How Monkeying Around in the Dominican Republic is Saving Lives
There are few tourist attractions that are actually doing good work along with helping travelers have a good time. Sustainable and responsible tourism trends have been increasing in recent years, and Monkey Jungle, in the Northern Coast of the Dominican Republic is a prime example of responsible tourism done well. With increasing social benefits to the local area, Monkey Jungle is saving and improving both monkey and human lives in the Northern Coast.

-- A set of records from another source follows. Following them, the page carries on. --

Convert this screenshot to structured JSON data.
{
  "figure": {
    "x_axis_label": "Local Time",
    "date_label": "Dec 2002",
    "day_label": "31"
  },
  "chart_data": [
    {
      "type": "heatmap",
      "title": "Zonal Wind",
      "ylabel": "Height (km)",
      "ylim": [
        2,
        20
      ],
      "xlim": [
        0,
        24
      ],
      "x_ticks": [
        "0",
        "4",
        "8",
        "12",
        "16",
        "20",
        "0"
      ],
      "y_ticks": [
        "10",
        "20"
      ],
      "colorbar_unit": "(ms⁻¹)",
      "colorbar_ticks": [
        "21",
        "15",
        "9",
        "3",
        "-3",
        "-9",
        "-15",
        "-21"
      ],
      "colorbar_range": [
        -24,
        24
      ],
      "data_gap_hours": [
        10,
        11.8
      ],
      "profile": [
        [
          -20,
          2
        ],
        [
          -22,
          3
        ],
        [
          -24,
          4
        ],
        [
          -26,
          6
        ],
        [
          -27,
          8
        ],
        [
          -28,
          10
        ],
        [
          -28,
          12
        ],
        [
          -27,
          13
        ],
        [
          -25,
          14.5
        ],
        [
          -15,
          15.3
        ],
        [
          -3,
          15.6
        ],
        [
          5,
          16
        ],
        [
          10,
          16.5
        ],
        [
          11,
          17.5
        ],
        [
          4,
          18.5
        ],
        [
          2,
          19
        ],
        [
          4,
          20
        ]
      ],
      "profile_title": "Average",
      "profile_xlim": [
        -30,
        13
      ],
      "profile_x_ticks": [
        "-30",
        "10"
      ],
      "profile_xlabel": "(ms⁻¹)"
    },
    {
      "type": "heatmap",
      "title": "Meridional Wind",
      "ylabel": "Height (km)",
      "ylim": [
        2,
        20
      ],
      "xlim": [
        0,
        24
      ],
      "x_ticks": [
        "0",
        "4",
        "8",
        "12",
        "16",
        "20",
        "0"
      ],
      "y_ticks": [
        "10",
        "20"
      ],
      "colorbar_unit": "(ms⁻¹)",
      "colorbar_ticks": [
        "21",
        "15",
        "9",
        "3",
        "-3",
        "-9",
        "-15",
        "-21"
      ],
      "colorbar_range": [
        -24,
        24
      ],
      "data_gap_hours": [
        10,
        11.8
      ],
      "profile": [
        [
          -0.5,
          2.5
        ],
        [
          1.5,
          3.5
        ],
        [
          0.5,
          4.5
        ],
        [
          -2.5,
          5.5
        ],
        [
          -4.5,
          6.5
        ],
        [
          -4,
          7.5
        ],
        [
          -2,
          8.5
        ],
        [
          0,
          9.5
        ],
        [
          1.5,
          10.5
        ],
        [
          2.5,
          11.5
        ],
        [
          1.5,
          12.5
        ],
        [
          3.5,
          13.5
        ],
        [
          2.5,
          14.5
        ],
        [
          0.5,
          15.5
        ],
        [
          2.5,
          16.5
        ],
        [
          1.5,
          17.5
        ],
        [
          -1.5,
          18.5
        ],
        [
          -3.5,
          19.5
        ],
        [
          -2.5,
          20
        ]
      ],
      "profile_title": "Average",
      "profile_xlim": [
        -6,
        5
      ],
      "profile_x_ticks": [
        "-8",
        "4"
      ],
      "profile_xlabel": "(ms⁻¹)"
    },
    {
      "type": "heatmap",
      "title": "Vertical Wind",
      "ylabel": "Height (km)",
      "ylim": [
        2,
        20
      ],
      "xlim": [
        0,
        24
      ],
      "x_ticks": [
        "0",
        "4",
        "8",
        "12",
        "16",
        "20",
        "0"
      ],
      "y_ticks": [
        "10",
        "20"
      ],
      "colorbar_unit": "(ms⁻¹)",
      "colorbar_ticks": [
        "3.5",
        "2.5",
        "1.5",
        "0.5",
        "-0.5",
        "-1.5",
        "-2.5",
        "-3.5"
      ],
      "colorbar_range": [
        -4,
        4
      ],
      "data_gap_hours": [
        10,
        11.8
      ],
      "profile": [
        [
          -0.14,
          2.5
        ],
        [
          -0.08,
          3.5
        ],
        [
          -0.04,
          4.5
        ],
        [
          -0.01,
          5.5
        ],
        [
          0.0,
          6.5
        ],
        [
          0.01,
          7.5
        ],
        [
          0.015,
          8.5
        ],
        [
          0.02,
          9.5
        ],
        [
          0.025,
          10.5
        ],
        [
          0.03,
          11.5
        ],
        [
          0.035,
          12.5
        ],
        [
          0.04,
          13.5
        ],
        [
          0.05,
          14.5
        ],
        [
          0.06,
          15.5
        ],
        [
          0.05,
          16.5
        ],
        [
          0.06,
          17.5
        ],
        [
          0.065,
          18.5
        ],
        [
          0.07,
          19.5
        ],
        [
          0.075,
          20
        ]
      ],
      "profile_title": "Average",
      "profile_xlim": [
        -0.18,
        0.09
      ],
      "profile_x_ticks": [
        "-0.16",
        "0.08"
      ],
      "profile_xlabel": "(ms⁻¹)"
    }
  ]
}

Monkey Jungle is a unique place, and without question, one of my favorite attractions in the Dominican Republic. Located on the Northern Coast, between popular beach towns Sosua and Cabarete, Monkey Jungle has zip lines for those looking for a thrill ride, but the highlight is their squirrel monkey interaction in the botanical park. Visitors are able to interact with and feed the squirrel monkeys that roam free in an enclosed area filled with trees, pathways and bridges. Here you can get up close and personal with the monkeys when you bring them a plate of their favorite fruits. The monkeys will swam you, jumping on your shoulders and head and even playing with your hair. This is certainly a once-in-a-lifetime experience that is worth the visit.
Monkey Jungle is a sanctuary not a zoo, the monkeys are there by choice, as they have the freedom to leave at any time. However, they are happy there so they seem to prefer to stay and play with guests. The monkey’s roam completely free, but are always happy to play with visitors, sitting on your shoulders and head. Additionally, monkey jungle rescues another variety of monkeys, the capuchin monkey. These monkeys are well cared for, however they have to live in a cage for their own protection and the protection of the guests. The capuchin monkey's were rescued by Monkey Jungle from physical or nutritionally abusive situations. Unlike the squirrel monkey’s that roam free, the capuchin monkey’s kept from breeding, as the staff and owners at monkey jungle strongly feel that no animal should be born into captivity, and they want to prevent an ongoing cycle.
Most importantly, in addition to taking care of the monkeys, all of the proceeds made from the zip lines and monkey interactions go toward a free clinic on premises that provides much needed medicine and healthcare to many of the locals. Started in 2009 by Nashville pediatric dentist, David Snodgrass, today over 21,000 local patients have been treated and over 25,000 prescriptions have been given out at the Leon-Laroche clinic. The zip lines and monkey interaction’s were initially created to support the costs of the free clinic. Both staff and volunteers get an education in caring for the animals as well as interacting with medical care patients. Volunteers come from all over the world to volunteer for anywhere from 6 months to a year.
With the increase in tourism all over the world, it’s important to consider responsible tourism. A trip to Monkey Jungle not only provides a once-in-a-lifetime experience, but is also improving the surrounding area, creating a better place to live and to visit. That’s a travel experience worth supporting. All of the responsible tourism stuff aside, who doesn’t want a picture with a monkey standing on their head?